Jothon Lanzar, who operates about 300 fish cages in Malalag Bay alone and several more in Guimaras, said that the difference between the Farm Gate Price now about P160 per kilo and the market price of P270 shows that the “Market Mafia” earns more than the fish cage farmers, eventually hurting poor consumers.
“Grabe ang operation sa Market Mafia because they control the pricing in the market by buying harvested fish wholesale and dictating the prices on the stall vendors who in turn have to jack up prices to make profit,” he said.

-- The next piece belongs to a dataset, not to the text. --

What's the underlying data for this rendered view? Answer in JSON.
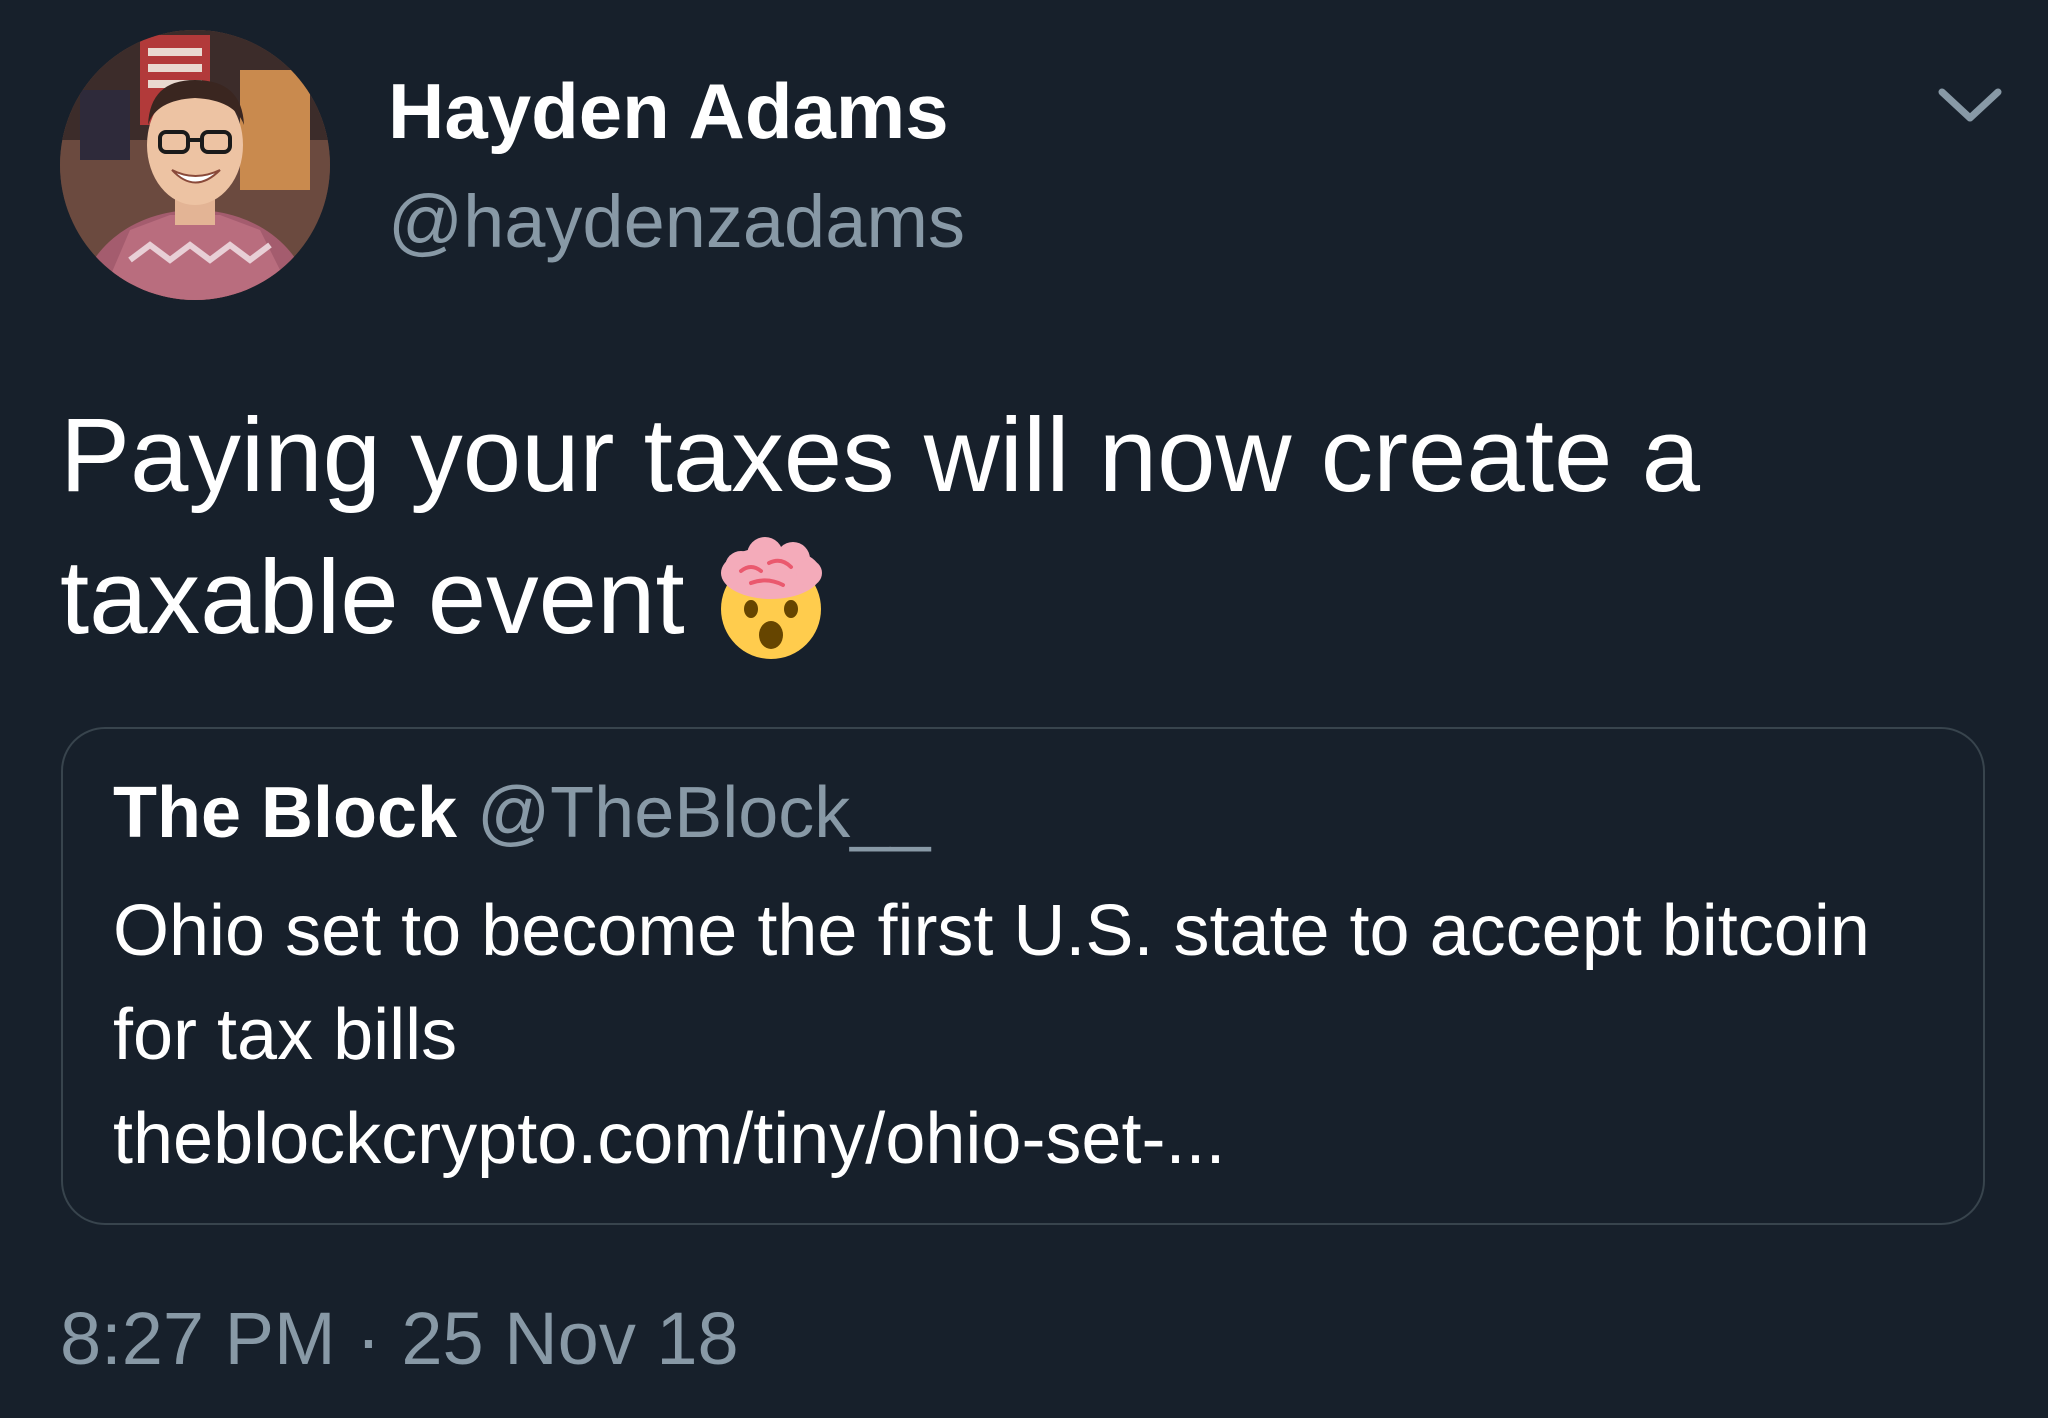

I met with Jothon in Digos City yesterday to check on the status and progress of the Fish Cage Farming Industry in Mindanao as I do my part as a Food Sufficiency Advocate in ensuring “Available and Affordable Food” for Filipino families.
Aside from addressing and neutralizing the “Market Mafia,” Jothon also echoed what he suggested two years ago to boost the country’s fish production through fish farming.
He said that a government-funded but stakeholders-operated Bangus and high-value fish hatchery, support and short-term subsidy in feeds production and clear policies on fish importation could make the Philippines a major producer of farmed fish in the world.
He said if these three interventions are introduced and supported by government, there would be a dramatic turn-around for the Philippines from being a fish-importer to fish exporter in 5 years.
The Philippines has the 5th longest coastline in the world at 36,298-kilometers with many coves and bays ideal for fishcage farming but the absence of a huge well-funded hatchery to focus mainly on fry production for Bangus and other high-value fish species has deterred the development of the industry, according to Lanzar.
He proposed a Public-Private Partnership in the establishment and operation of a huge Bangus hatchery and warned that the country’s dependence on Indonesia for fry could endanger the country’s Bangus industry.
“What if one day, Indonesia will say that it will keep their Bangus fry for their own fish producers, just like what they did with the supply of coal?,” Lanzar asked.
“Kailangan din namin ng suporta mula sa gobyerno sa supply at presyo ng aqua feeds na sobrang mahal na ngayon kaya napilitan kami magtaas ng farm gate price,” Lanzar said.
#GovernanceIsCommonSense!
(This article was posted in January this year and the attached video was taken 2 years ago in Malalag Bay, Davao Del Sur.)